James Rosenquist : disparition d’une icône du pop art
Artiste majeur du mouvement pop art des années 60, James Rosenquist s'est éteint le 31 mars dernier à l’âge de 83 ans. Numéro revient sur sa rencontre avec l'immense artiste, interviewé lors de son exposition rétrospective au Musée Guggenheim à New York.
Par Éric Troncy.
“Si vous voulez tout savoir sur Andy Warhol, vous n’avez qu’à regarder la surface de mes peintures, de mes films, de moi. Me voilà. Il n’y a rien dessous”, lançait Andy Warhol en 1967 à Gretchen Berg. Déclaration fracassante, maintes fois reprise, que James Rosenquist a probablement à l’esprit lorsque, en 2001, il déclare au sujet de ses nouvelles peintures : “On ne comprend pas le savoir d’un artiste, on ne voit que ce qui est à la surface.” Soixante ans après l’apparition du pop art (en pleine période de revival) et trente années après la mort de Warhol, la question reste encore en suspens : la surface de la peinture, ce tableau que l’on voit, que nous raconte-t-il de l’expérience du peintre, de son travail, de sa vie, de ses intentions ? Il est bien entendu très tentant de comparer les déclarations de ces deux artistes, que la critique d’art américaine Lucy Lippard comptait déjà, en 1966, parmi les cinq seuls artistes méritant l’appellation de “pop” (aux côtés de Claes Oldenburg, Tom Wesselman et Roy Lichtenstein).
Comme Warhol, qui entreprend d’abord une carrière de graphiste publicitaire, Rosenquist commence par être affichiste. Installé à New York après avoir quitté son Midwest natal en 1955, il peint des panneaux publicitaires pour gagner sa vie.
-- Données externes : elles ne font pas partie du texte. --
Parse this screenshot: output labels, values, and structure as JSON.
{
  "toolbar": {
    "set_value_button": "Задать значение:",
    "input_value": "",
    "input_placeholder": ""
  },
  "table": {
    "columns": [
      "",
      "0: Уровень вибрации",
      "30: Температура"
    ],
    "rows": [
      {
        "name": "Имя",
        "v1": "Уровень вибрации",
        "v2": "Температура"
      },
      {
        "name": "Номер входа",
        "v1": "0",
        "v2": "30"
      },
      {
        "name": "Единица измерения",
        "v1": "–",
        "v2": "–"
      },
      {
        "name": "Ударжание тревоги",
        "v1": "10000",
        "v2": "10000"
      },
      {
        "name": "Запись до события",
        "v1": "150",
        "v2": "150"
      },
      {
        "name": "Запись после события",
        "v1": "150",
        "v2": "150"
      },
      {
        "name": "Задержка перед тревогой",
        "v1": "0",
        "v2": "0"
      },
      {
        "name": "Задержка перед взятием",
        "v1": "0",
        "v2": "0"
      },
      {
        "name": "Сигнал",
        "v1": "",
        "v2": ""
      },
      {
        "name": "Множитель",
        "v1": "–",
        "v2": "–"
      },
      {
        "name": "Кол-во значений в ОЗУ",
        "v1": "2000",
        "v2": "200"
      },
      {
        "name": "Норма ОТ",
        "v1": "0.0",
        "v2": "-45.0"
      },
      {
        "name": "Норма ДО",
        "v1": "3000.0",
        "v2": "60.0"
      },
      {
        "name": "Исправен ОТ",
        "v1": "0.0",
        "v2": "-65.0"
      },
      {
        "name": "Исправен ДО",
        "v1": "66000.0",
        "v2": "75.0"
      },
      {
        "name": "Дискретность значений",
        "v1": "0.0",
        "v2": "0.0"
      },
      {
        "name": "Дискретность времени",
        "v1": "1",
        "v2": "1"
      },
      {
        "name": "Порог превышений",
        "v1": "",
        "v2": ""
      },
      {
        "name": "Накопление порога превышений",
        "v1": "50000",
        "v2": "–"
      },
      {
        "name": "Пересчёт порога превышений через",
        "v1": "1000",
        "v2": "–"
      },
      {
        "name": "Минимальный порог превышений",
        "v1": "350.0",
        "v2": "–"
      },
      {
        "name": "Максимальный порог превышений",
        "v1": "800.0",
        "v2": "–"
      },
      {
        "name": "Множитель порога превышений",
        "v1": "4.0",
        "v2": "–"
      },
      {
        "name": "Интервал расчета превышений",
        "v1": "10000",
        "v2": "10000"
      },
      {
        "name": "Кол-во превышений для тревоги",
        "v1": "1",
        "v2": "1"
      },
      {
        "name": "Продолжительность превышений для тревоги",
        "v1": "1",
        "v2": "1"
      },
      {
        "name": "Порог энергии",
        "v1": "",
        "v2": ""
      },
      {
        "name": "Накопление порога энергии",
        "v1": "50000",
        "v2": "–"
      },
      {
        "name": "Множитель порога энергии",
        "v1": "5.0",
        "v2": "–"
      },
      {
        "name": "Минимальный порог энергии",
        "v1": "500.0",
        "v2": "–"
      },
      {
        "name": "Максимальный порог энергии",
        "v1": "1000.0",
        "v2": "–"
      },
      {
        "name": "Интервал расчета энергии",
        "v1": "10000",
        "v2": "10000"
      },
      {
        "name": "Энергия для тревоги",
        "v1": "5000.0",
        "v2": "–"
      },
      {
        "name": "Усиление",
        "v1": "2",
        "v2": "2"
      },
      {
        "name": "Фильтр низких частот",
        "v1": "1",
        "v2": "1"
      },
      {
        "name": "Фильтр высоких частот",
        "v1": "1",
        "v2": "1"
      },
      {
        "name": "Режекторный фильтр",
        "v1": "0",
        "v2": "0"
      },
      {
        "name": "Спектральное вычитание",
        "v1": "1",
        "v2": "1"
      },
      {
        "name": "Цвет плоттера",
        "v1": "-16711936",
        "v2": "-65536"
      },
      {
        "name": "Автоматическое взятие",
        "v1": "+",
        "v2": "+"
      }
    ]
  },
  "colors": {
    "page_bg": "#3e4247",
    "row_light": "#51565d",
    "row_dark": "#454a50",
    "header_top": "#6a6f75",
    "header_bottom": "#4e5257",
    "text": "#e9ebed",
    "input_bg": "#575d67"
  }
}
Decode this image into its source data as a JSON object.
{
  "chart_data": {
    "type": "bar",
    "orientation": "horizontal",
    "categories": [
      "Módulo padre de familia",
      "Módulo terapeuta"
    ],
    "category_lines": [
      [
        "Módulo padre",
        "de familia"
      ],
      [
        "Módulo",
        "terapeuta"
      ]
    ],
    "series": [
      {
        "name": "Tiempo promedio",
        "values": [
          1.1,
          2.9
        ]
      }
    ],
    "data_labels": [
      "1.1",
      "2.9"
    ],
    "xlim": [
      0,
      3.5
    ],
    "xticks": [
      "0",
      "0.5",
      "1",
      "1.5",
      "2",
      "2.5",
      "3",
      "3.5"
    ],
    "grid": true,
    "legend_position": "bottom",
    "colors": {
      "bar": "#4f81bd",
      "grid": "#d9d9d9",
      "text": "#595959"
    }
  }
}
C’est en partie ce savoir-faire qu’il met au service d’un projet plus ambitieux, exploitant également les stratégies de la publicité pour impressionner le spectateur : des images nettes, choc, qui vont droit au but. “La peinture est probablement plus passionnante que la publicité, alors pourquoi ne serait-elle pas exécutée avec le même brio et la même vigueur ?”, interroge-t-il alors. Il utilise des collages réalisés à partir d’éléments figuratifs découpés ici et là, et reproduit ses propres compositions sur des formats extra-larges : la peinture intitulée F-111, qu’il réalise en 1965 pour la galerie Leo Castelli, mesure rien moins que 26 mètres de long sur 3 mètres de haut – elle est d’ailleurs connue comme “la plus grande toile pop du monde”. Et déjà, il y est question de vitesse puisqu’elle représente un avion à réaction découpé sur plusieurs panneaux, qui semble traverser avec fracas les sujets peints sur les autres panneaux placés en alternance : une fillette sous un séchoir à cheveux, un plat de spaghettis, un plongeur sous-marin, un gâteau…
S’il est surtout connu pour ses toiles pop, figuratives et aux très grands formats horizontaux, James Rosenquist a pourtant déjà placé le spectateur dans des situations sinon extrêmes, du moins hors norme, qui inscrivent ce nouveau travail dans une réelle continuité de préoccupations. Ainsi, cette exposition légendaire, présentée à la galerie Leo Castelli en 1970 et intitulée Horizon : Home Sweet Home. Elle se présentait sous la forme d’une salle, dont les murs avaient été recouverts de 27 panneaux, dont 21 étaient colorés et 26 tendus de plastique argenté faisant miroir. Sur le sol recouvert de Plexiglas se répandait une fumée artificielle provenant d’une machine à effets spéciaux utilisée dans le cinéma, celle-ci était dissimulée mais son effet était bien visible : les spectateurs ne voyaient plus leurs pieds et commençaient à apercevoir leurs propres corps à partir des genoux. Et son inspiration pour cette œuvre formidable était parisienne : elle venait directement de l’observation des Nymphéas peintes par Monet à l’Orangerie, au milieu desquelles le spectateur était comme immergé dans la couleur.